In late 2015, Geingob cancelled the N$7 billion airport tender, citing irregularities after a Chinese company Anhui Foreign Economic Construction Group had won the contract. There was also a huge public outcry as well as media reports questioning the scale of the project.
At the time of going to print yesterday, Shiimi had not yet responded to questions regarding a status update on the matter and what new agreement it would entail, including costing. Presidency spokesperson Alfredo Hengari could also not divulge the exact cost of the project, but confirmed that the rates of the loan have significantly been reduced, saying this was also highlighted during President Geingob’s engagement with the Chinese president.

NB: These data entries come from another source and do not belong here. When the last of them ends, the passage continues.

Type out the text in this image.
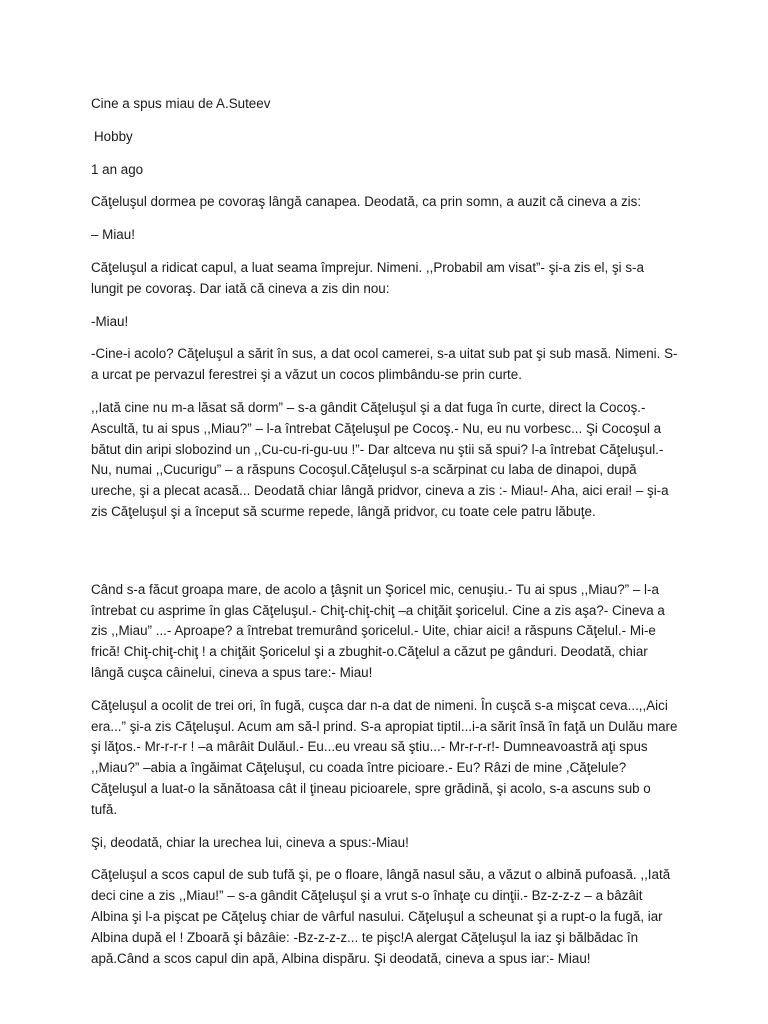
Cine a spus miau de A.Suteev

Hobby

1 an ago

Căţeluşul dormea pe covoraş lângă canapea. Deodată, ca prin somn, a auzit că cineva a zis:

– Miau!

Căţeluşul a ridicat capul, a luat seama împrejur. Nimeni. ,,Probabil am visat”- şi-a zis el, şi s-a lungit pe covoraş. Dar iată că cineva a zis din nou:

-Miau!

-Cine-i acolo? Căţeluşul a sărit în sus, a dat ocol camerei, s-a uitat sub pat şi sub masă. Nimeni. S-a urcat pe pervazul ferestrei şi a văzut un cocos plimbându-se prin curte.

,,Iată cine nu m-a lăsat să dorm” – s-a gândit Căţeluşul şi a dat fuga în curte, direct la Cocoş.- Ascultă, tu ai spus ,,Miau?” – l-a întrebat Căţeluşul pe Cocoş.- Nu, eu nu vorbesc... Şi Cocoşul a bătut din aripi slobozind un ,,Cu-cu-ri-gu-uu !”- Dar altceva nu ştii să spui? l-a întrebat Căţeluşul.- Nu, numai ,,Cucurigu” – a răspuns Cocoşul.Căţeluşul s-a scărpinat cu laba de dinapoi, după ureche, şi a plecat acasă... Deodată chiar lângă pridvor, cineva a zis :- Miau!- Aha, aici erai! – şi-a zis Căţeluşul şi a început să scurme repede, lângă pridvor, cu toate cele patru lăbuţe.

Când s-a făcut groapa mare, de acolo a ţâşnit un Şoricel mic, cenuşiu.- Tu ai spus ,,Miau?” – l-a întrebat cu asprime în glas Căţeluşul.- Chiţ-chiţ-chiţ –a chiţăit şoricelul. Cine a zis aşa?- Cineva a zis ,,Miau” ...- Aproape? a întrebat tremurând şoricelul.- Uite, chiar aici! a răspuns Căţelul.- Mi-e frică! Chiţ-chiţ-chiţ ! a chiţăit Şoricelul şi a zbughit-o.Căţelul a căzut pe gânduri. Deodată, chiar lângă cuşca câinelui, cineva a spus tare:- Miau!

Căţeluşul a ocolit de trei ori, în fugă, cuşca dar n-a dat de nimeni. În cuşcă s-a mişcat ceva...,,Aici era...” şi-a zis Căţeluşul. Acum am să-l prind. S-a apropiat tiptil...i-a sărit însă în faţă un Dulău mare şi lăţos.- Mr-r-r-r ! –a mârâit Dulăul.- Eu...eu vreau să ştiu...- Mr-r-r-r!- Dumneavoastră aţi spus ,,Miau?” –abia a îngăimat Căţeluşul, cu coada între picioare.- Eu? Râzi de mine ,Căţelule?Căţeluşul a luat-o la sănătoasa cât il ţineau picioarele, spre grădină, şi acolo, s-a ascuns sub o tufă.

Şi, deodată, chiar la urechea lui, cineva a spus:-Miau!

Căţeluşul a scos capul de sub tufă şi, pe o floare, lângă nasul său, a văzut o albină pufoasă. ,,Iată deci cine a zis ,,Miau!” – s-a gândit Căţeluşul şi a vrut s-o înhaţe cu dinţii.- Bz-z-z-z – a bâzâit Albina şi l-a pişcat pe Căţeluş chiar de vârful nasului. Căţeluşul a scheunat şi a rupt-o la fugă, iar Albina după el ! Zboară şi bâzâie: -Bz-z-z-z... te pişc!A alergat Căţeluşul la iaz şi bălbădac în apă.Când a scos capul din apă, Albina dispăru. Şi deodată, cineva a spus iar:- Miau!
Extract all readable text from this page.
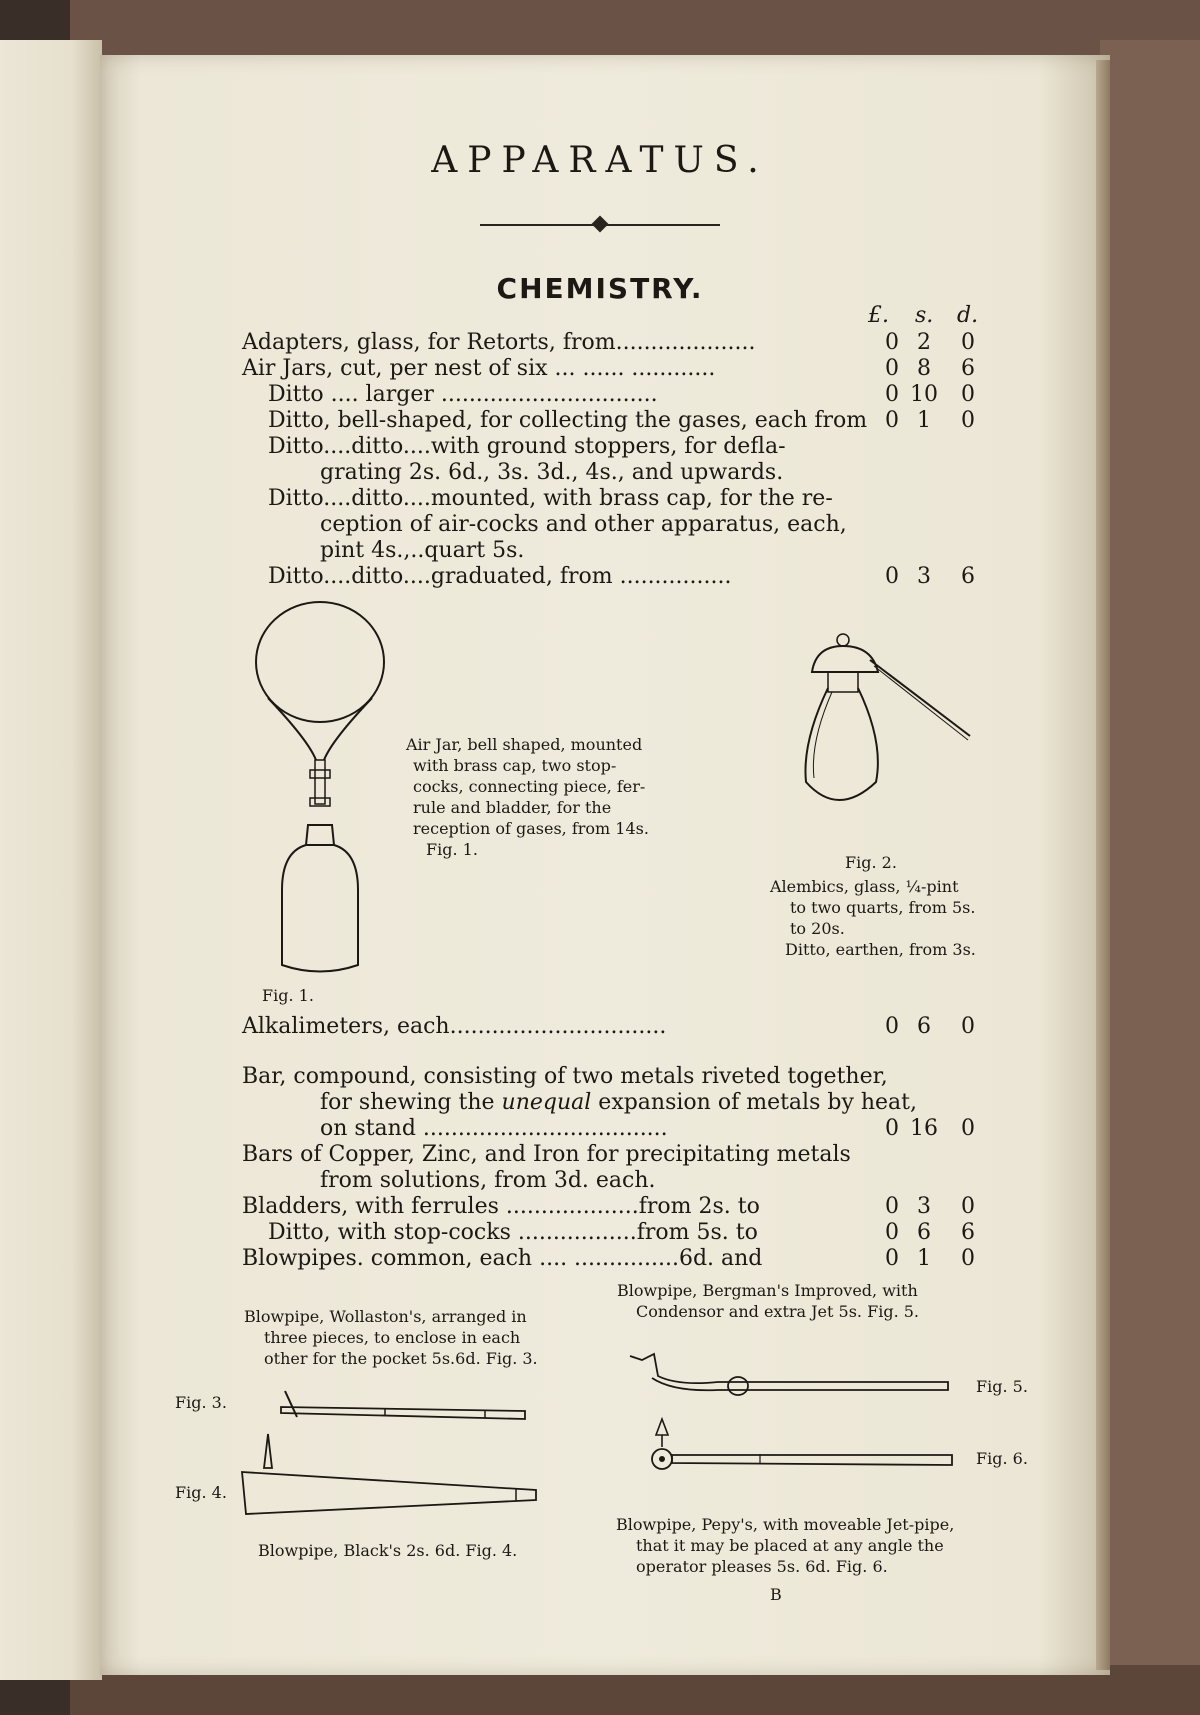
APPARATUS.
CHEMISTRY.
£. s. d.
Adapters, glass, for Retorts, from....................	0 2	0
Air Jars, cut, per nest of six ... ...... ............	0 8	6
Ditto .... larger ...............................	0 10	0
Ditto, bell-shaped, for collecting the gases, each from 0 1	0
Ditto....ditto....with ground stoppers, for defla-
grating 2s. 6d., 3s. 3d., 4s., and upwards.
Ditto....ditto....mounted, with brass cap, for the re-
ception of air-cocks and other apparatus, each,
pint 4s.,..quart 5s.
Ditto....ditto....graduated, from ................	0 3	6
Fig. 1.
Air Jar, bell shaped, mounted
with brass cap, two stop-
cocks, connecting piece, fer-
rule and bladder, for the
reception of gases, from 14s.
Fig. 1.
Fig. 2.
Alembics, glass, ¼-pint
to two quarts, from 5s.
to 20s.
Ditto, earthen, from 3s.
Alkalimeters, each...............................	0 6	0
Bar, compound, consisting of two metals riveted together,
for shewing the unequal expansion of metals by heat,
on stand ...................................	0 16	0
Bars of Copper, Zinc, and Iron for precipitating metals
from solutions, from 3d. each.
Bladders, with ferrules ...................from 2s. to	0 3	0
Ditto, with stop-cocks .................from 5s. to	0 6	6
Blowpipes. common, each .... ...............6d. and	0 1	0
Blowpipe, Bergman's Improved, with
Condensor and extra Jet 5s. Fig. 5.
Blowpipe, Wollaston's, arranged in
three pieces, to enclose in each
other for the pocket 5s.6d. Fig. 3.
Fig. 3.
Fig. 4.
Blowpipe, Black's 2s. 6d. Fig. 4.
Fig. 5.
Fig. 6.
Blowpipe, Pepy's, with moveable Jet-pipe,
that it may be placed at any angle the
operator pleases 5s. 6d. Fig. 6.
B
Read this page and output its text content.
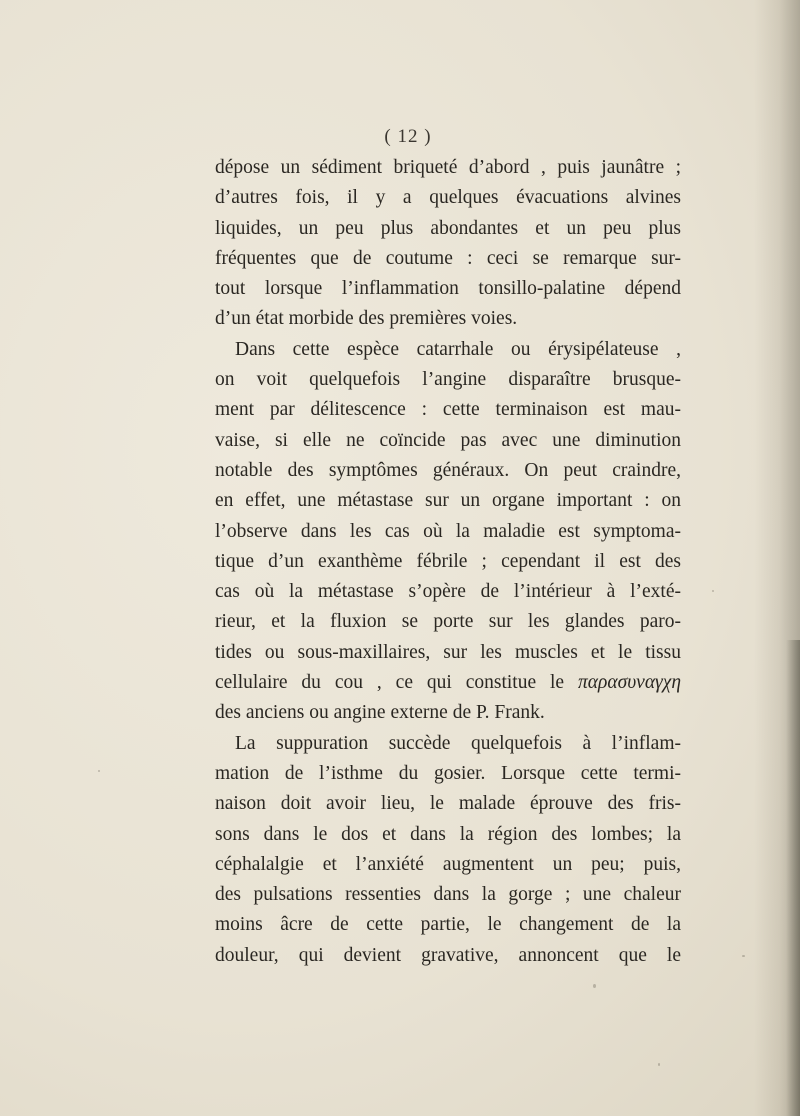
( 12 )
dépose un sédiment briqueté d’abord , puis jaunâtre ;
d’autres fois, il y a quelques évacuations alvines
liquides, un peu plus abondantes et un peu plus
fréquentes que de coutume : ceci se remarque sur-
tout lorsque l’inflammation tonsillo-palatine dépend
d’un état morbide des premières voies.
Dans cette espèce catarrhale ou érysipélateuse ,
on voit quelquefois l’angine disparaître brusque-
ment par délitescence : cette terminaison est mau-
vaise, si elle ne coïncide pas avec une diminution
notable des symptômes généraux. On peut craindre,
en effet, une métastase sur un organe important : on
l’observe dans les cas où la maladie est symptoma-
tique d’un exanthème fébrile ; cependant il est des
cas où la métastase s’opère de l’intérieur à l’exté-
rieur, et la fluxion se porte sur les glandes paro-
tides ou sous-maxillaires, sur les muscles et le tissu
cellulaire du cou , ce qui constitue le παρασυναγχη
des anciens ou angine externe de P. Frank.
La suppuration succède quelquefois à l’inflam-
mation de l’isthme du gosier. Lorsque cette termi-
naison doit avoir lieu, le malade éprouve des fris-
sons dans le dos et dans la région des lombes; la
céphalalgie et l’anxiété augmentent un peu; puis,
des pulsations ressenties dans la gorge ; une chaleur
moins âcre de cette partie, le changement de la
douleur, qui devient gravative, annoncent que le
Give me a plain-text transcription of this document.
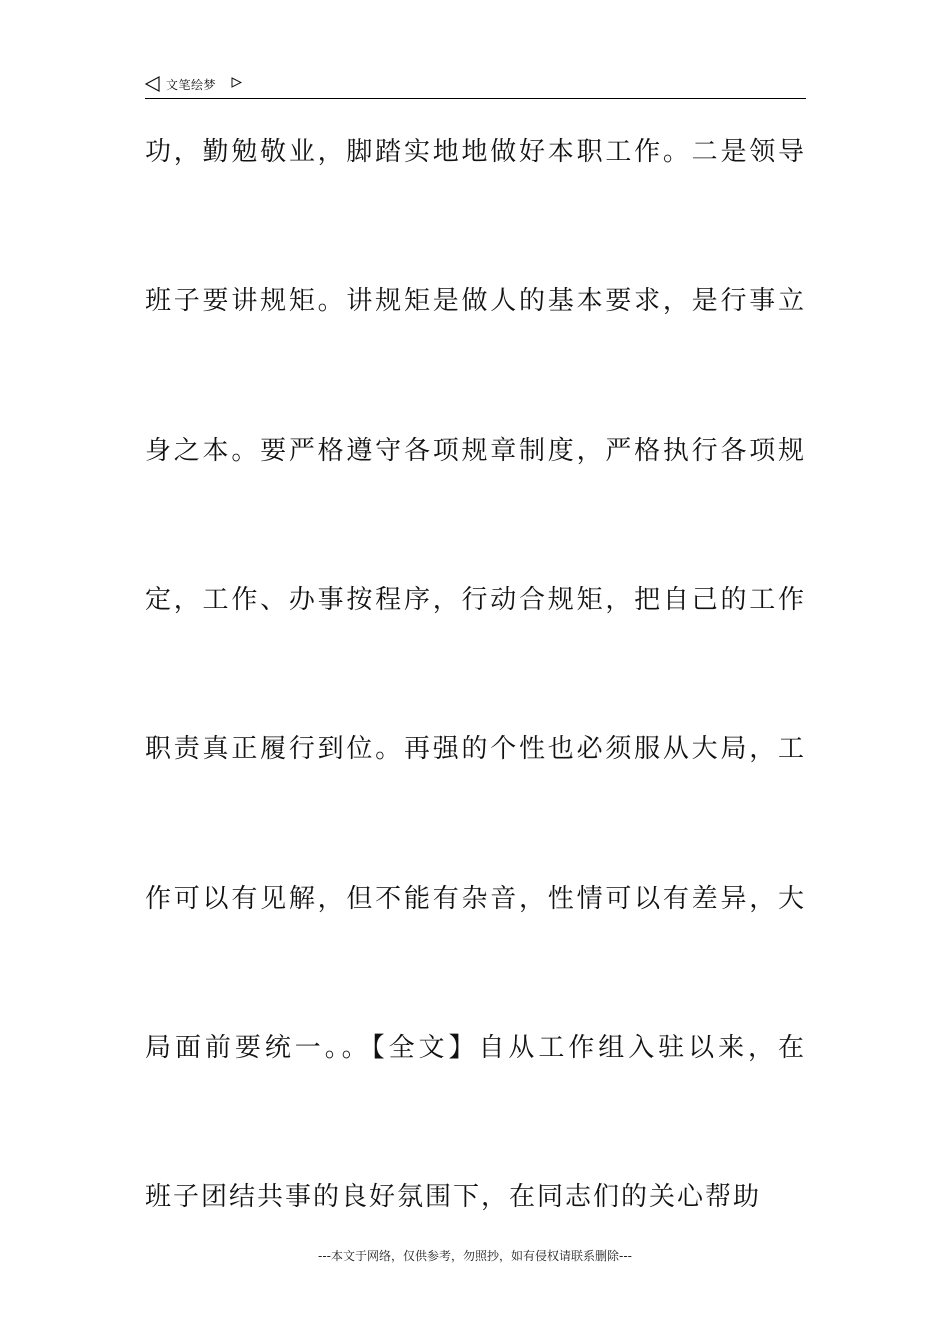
文笔绘梦
功，勤勉敬业，脚踏实地地做好本职工作。二是领导
班子要讲规矩。讲规矩是做人的基本要求，是行事立
身之本。要严格遵守各项规章制度，严格执行各项规
定，工作、办事按程序，行动合规矩，把自己的工作
职责真正履行到位。再强的个性也必须服从大局，工
作可以有见解，但不能有杂音，性情可以有差异，大
局面前要统一。。【全文】自从工作组入驻以来，在
班子团结共事的良好氛围下，在同志们的关心帮助
---本文于网络，仅供参考，勿照抄，如有侵权请联系删除---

“We need to bring our airport to a global standard. It should be seen as an employment creation infrastructure and an economy in its own right,” Hengari briefly commented. Local economist Omu Kakujaha-Matundu also said the expansion of the international airport was long overdue. “We could differ on the financing aspect of airport, but not on the importance of HKIA. In a country heavily reliant on tourism, a good airport is crucial,” he said.
“Namibia pre-Covid-19 attracted about four prestigious airlines, but the security of those airlines and the airport’s capacity of handling this increase was found wanting. The landing and processing of passengers and cargo became a problem. And at one point Namibia was to be heavily sanctioned by IATA. So the expansion and modernisation of this important national asset is crucial to the development of the tourism sector and its contribution to the national economy.”